Porém, ao atingir certa altura, Belys sentiu um cheiro estranho.
Era um odor insuportável, nauseante. Misturava-se o cheiro de carne queimada, o fedor de decomposição e um intenso aroma de sangue.
Nas paredes rochosas ao lado do elevador, começou a aparecer sangue negro, que escorria e se solidificava ali.
Quanto mais alto o elevador subia, mais sangue havia, e ele era cada vez mais fresco.
Sobre o sangue negro, havia sangue vermelho-escuro, e sobre esse, sangue vermelho vivo. Continuava a escorrer...
O elevador finalmente chegou ao seu destino. Alguns cadáveres de moradores estavam espalhados de qualquer maneira no espaço diante do elevador.
Os degraus que outrora levavam ao portão da Cidade de Moen agora conduziam ao inferno.
O sangue fluía pelos degraus, vindo de dentro da cidade. Olhando através do portão, via-se que as muralhas estavam cobertas de cadáveres de moradores e soldados.
O rosto de Belys estava sombrio, sem expressão alguma.
Subiu os degraus cobertos de sangue; a sensação pegajosa do líquido parecia querer detê-lo, como se implorasse para que não avançasse, para que não houvesse mais um cadáver.
Ao chegar sob o portão, a visão completa da cena se revelou.
No amplo pátio, corpos estavam espalhados por toda parte, misturados à terra, não havia sequer onde pisar.
No centro do pátio, uma montanha de corpos havia sido empilhada, e os híbridos acendiam fogueiras sobre ela, formando um círculo, celebrando sua vitória.
Belys observou os corpos espalhados: havia crianças, idosos, soldados, servos. Todos aterrorizados, desesperados, mas sem exceção, estavam mutilados, irreconhecíveis.
Não foram mortos apenas para serem eliminados, mas torturados para diversão.
Nem mesmo após a morte estavam livres, pois os híbridos continuavam a profanar os cadáveres, parecendo alegrar-se ao ver o sangue jorrar.
Por causa dos horrores do Forno das Mil Faces, os híbridos nasceram como escravos, sujeitos a abusos e humilhações.
No jogo, Belys não sentia nada em relação a esse povo, não gostava nem desgostava, eram apenas inimigos comuns.
Achava razoável que se rebelassem após a opressão.
No jogo, o que importava eram os NPCs, os adversários poderosos, as histórias lendárias.
O massacre na Cidade de Moen nunca o preocupou, só lhe interessava o enredo de Irina e seu pai.

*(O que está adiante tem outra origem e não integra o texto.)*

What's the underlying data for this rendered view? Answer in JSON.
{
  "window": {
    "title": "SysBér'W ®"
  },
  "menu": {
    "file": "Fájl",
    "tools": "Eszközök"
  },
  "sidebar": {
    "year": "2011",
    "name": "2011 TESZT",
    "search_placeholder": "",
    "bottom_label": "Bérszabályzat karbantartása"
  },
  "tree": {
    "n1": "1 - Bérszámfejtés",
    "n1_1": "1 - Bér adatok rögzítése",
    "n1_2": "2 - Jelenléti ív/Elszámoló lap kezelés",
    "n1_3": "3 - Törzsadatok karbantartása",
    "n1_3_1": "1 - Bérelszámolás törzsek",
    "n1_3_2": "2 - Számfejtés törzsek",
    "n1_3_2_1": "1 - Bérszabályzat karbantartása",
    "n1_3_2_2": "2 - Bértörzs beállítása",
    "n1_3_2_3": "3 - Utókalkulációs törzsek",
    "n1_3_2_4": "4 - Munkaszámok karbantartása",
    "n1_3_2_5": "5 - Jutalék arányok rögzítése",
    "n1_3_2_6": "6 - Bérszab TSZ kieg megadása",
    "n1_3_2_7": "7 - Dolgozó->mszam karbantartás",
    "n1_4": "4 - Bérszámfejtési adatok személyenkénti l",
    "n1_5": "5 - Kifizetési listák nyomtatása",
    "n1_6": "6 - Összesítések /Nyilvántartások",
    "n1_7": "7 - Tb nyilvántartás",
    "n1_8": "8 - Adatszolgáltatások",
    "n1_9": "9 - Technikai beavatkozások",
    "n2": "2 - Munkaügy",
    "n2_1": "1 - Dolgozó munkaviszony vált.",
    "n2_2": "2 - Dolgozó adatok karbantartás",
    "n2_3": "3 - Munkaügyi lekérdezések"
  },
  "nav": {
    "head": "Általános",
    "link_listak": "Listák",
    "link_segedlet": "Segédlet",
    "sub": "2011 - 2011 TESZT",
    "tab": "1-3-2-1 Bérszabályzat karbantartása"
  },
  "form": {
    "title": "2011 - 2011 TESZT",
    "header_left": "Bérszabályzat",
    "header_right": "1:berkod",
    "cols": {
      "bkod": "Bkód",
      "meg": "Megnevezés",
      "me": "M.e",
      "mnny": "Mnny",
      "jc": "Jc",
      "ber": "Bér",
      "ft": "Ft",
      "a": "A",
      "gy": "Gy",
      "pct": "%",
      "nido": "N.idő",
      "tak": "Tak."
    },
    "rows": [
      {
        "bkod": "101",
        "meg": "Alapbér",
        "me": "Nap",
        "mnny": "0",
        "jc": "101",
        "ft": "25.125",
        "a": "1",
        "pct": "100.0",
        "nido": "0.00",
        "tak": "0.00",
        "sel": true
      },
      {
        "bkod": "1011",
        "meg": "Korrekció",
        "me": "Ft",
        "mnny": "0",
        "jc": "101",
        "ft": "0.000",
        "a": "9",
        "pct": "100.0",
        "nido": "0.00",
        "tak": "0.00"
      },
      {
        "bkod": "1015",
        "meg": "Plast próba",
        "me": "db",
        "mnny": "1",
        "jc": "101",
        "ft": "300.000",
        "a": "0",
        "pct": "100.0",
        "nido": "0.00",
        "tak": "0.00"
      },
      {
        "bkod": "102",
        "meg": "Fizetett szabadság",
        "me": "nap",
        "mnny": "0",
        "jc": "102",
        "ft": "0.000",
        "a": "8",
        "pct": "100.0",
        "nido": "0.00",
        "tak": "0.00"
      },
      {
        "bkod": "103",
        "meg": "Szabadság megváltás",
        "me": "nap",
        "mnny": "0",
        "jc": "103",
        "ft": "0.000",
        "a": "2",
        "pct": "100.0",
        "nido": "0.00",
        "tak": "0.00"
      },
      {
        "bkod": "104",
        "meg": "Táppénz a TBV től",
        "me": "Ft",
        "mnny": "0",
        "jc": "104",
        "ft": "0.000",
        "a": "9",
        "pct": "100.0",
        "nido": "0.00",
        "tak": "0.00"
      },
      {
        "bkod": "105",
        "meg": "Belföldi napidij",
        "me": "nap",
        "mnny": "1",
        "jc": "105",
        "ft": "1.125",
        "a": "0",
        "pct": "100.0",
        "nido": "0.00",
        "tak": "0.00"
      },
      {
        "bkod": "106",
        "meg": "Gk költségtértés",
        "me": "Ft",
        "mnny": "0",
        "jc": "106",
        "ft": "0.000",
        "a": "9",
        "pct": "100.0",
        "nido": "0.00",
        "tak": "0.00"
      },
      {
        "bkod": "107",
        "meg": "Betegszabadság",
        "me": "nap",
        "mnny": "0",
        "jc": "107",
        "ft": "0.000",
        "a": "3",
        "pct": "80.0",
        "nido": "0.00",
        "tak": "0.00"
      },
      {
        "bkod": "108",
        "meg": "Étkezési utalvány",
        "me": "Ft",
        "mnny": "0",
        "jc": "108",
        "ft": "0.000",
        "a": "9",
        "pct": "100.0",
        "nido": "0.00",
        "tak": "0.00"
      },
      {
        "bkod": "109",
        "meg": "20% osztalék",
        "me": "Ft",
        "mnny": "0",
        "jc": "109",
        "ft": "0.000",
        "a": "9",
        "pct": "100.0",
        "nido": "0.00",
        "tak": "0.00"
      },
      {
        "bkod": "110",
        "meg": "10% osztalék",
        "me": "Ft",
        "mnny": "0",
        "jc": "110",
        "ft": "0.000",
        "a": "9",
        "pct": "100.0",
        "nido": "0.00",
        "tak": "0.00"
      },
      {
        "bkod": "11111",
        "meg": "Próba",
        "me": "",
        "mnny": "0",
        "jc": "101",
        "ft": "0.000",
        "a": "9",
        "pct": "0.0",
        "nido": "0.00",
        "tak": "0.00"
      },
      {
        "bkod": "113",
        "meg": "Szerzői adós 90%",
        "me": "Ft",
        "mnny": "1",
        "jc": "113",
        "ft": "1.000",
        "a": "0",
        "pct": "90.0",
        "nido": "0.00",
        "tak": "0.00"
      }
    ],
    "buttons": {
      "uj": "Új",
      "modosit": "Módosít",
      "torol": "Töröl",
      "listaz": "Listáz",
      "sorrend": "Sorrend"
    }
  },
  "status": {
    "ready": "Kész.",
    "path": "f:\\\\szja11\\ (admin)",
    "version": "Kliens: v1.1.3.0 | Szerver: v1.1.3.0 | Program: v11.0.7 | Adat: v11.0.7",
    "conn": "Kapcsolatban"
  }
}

Mas agora, a cidade aos seus pés lamentava, os cadáveres clamavam, e ninguém se importava com eles.
Os grandes semideuses não se importavam, os heróis poderosos não se importavam.
Somente Belys se importava.
A visão de um inferno na terra mudou sua opinião sobre os híbridos.
Aqueles seres nasceram para ser escravos, mas veja como agem quando rompem suas correntes: cada um mata sem piedade, cada um encontra prazer na tortura...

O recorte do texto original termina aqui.